Il aimait tellement le Québec qu’il est venu s’y établir. Et il a tant d’amis ici que ces derniers accourent quand il leur demande de venir jouer avec lui. La combinaison de ces éléments a mené à la rentrée montréalaise de Daran, jeudi, au Rialto. Nouvelles chansons, vieux tubes, musiciens complices et plaisir palpable au menu.
Par Philippe Rezzonico
Modeste, le Daran. Il nous avait dévoilé la liste de ses invités (Louis-Jean Cormier, Marie-Jo Thério, Catherine Durand, Antoine Gratton) en entrevue il y a quelques jours, mais il ne voulait pas mettre d’emphase là-dessus, de peur qu’il donner l’impression qu’il se servait d’eux pour mousser sa rentrée. On pense qu’il n’avait rien à craindre tant les liens d’amitié avaient l’air solides sur les planches.
Ce nombre étonnant d’invités était une formidable valeur ajoutée à ce spectacle qui, mine de rien, roule au Québec depuis un petit moment. Daran dévoilait déjà en exclusivité des chansons de son disque L’homme dont les bras sont des branches aux FrancoFolies… de 2011. Et il y a eu le Lion d’Or, le lancement, les FrancoFolies de 2012…
Bref, si certains d’entre nous étions déjà en terrain connu, la présence d’artistes et le rapatriement d’anciens succès du Français immigré au Québec au sein de son spectacle apportaient une autre dimension.
L’autre dimension, Daran, le guitariste André Papanicolaou, ainsi que Guillaume (basse) et Marc (batterie) Chartrain l’ont visité assez souvent. Avec plus de 50 spectacles au compteur, le quatuor a une cohésion qui n’a d’égal que sa force de frappe.
Les claques
La guitare de Papanicolaou, véritable névrosé qui multiple les couches de guitares à un rythme fou, a souvent servi de rampe de lancement pour des classiques comme Augustin & Anita, des nouveaux titres tel Merci qui – qui s’est conclue en mode trash – et You’re Alive – tirée de la B.O. de Monsieur Papa – qui était délirante à souhait. Parfois, c’était Marc Chartrain qui tirait les marrons du feu, notamment sur Une caresse, une claque, qui reposait sur une batterie lourde.
Dans chaque cas, Daran ne perdait jamais le Nord, sa voix survolant le tout avec aisance et puissance. Le boxeur, Sur les quais et La machine, avec son tempo galopant, étaient impeccables.

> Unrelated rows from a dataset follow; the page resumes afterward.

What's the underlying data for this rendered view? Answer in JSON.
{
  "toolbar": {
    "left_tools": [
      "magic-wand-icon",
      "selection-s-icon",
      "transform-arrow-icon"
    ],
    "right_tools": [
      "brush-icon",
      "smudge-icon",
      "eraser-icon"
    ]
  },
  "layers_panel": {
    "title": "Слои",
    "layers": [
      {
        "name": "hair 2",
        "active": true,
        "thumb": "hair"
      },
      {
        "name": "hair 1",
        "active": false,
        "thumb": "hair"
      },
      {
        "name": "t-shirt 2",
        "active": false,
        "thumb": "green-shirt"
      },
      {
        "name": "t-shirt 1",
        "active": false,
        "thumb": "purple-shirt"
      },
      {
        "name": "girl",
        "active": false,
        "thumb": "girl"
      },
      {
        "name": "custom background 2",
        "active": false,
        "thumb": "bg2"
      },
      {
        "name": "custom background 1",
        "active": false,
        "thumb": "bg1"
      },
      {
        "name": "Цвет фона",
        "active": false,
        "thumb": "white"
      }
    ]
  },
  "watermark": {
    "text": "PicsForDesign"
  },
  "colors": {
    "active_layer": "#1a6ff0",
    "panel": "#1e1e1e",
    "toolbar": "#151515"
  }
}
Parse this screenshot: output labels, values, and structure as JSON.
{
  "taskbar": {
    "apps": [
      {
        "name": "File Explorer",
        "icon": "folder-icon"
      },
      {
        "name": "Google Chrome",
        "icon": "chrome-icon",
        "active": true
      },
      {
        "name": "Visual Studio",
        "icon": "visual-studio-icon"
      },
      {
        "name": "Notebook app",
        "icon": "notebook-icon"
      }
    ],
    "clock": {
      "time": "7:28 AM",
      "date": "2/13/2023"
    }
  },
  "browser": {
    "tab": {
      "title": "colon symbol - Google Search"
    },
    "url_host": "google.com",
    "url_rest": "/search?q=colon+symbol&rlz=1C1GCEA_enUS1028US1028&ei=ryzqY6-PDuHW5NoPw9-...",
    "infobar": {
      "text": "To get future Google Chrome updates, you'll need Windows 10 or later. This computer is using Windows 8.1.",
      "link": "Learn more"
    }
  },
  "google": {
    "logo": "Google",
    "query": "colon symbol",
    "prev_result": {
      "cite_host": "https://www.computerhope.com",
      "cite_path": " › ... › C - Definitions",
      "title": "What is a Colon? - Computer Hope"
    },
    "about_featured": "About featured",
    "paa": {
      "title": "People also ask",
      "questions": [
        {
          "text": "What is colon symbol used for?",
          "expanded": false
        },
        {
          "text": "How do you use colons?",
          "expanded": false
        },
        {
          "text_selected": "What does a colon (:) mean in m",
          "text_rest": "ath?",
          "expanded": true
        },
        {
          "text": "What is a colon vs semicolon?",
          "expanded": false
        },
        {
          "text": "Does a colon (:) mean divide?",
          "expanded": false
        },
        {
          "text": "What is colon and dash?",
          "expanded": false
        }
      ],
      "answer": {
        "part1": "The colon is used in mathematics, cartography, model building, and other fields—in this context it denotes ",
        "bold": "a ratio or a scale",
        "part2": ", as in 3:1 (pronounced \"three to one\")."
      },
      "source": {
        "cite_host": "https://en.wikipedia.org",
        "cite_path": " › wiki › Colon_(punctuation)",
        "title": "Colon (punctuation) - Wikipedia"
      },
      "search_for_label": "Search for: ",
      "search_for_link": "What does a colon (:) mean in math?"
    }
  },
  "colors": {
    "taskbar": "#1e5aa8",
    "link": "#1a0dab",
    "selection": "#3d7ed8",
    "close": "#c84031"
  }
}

Daran était comme dans son salon, ce qu’on comprenait d’emblée en raison des vieux abat-jours désuets des années 1970 et le gros sofa rembourré. Donc, ses invités lui rendaient visite, comme Louis-Jean Cormier, uniquement armé de sa guitare pour l’interprétation en duo d’Une sorte d’église.
Je ne sais trop si Cormier a eu la frousse quand Daran s’est assis dans le sofa. Durant un moment, on a eu l’impression qu’il allait laisser le chanteur de Karkwa interpréter tout seul la chanson à la guitare. Il n’en fut rien, la fusion des deux voix pourtant peu similaires se faisant sans heurts.
A l’inverse, Marie-Jo Thério et son accordéon ont rejoint Daran et ses musiciens pour partager Pas peur qui était charpentée comme un mur du son.
Les caresses
C’est probablement Quelque chose en moi qui fut la plus réussie, Catherine Durand faisant sienne la chanson au point qu’on avait l’impression que Daran et ses collègues l’accompagnaient et non pas l’inverse.
Au rappel, tout le monde a compris qui allait seconder Daran quand on a installé le piano aux paillettes disco.
« Antoine ! » a crié un spectateur, avant que Daran introduise Gratton.
« Non. Il y a d’autres artistes qui ont un piano comme ça… », a répliqué Daran.
Vêtu d’un complet et d’une chemise blanche, Gratton – sans sa fameuse étoile peinte sur le visage – est venu partager Le phare du four , qui affichait de fortes influences à la Ferré. On dit « partagé », car les deux hommes ont constamment chanté en alternance. Un partage de 50-50…
Chose rare, nous avons eu droit à deux versions d’un classique (Dormir dehors) lors du même spectacle. Celle de Daran, bien sûr, mais aussi celle de Paule Magnan qui assurait la première partie, elle qui a enregistré la chanson-phare sur son dernier disque, Futile résistance.
Au final, cette performance fut à la fois une caresse et une claque, preuve que le Français désormais Québécois a tout compris de la vie et de la scène.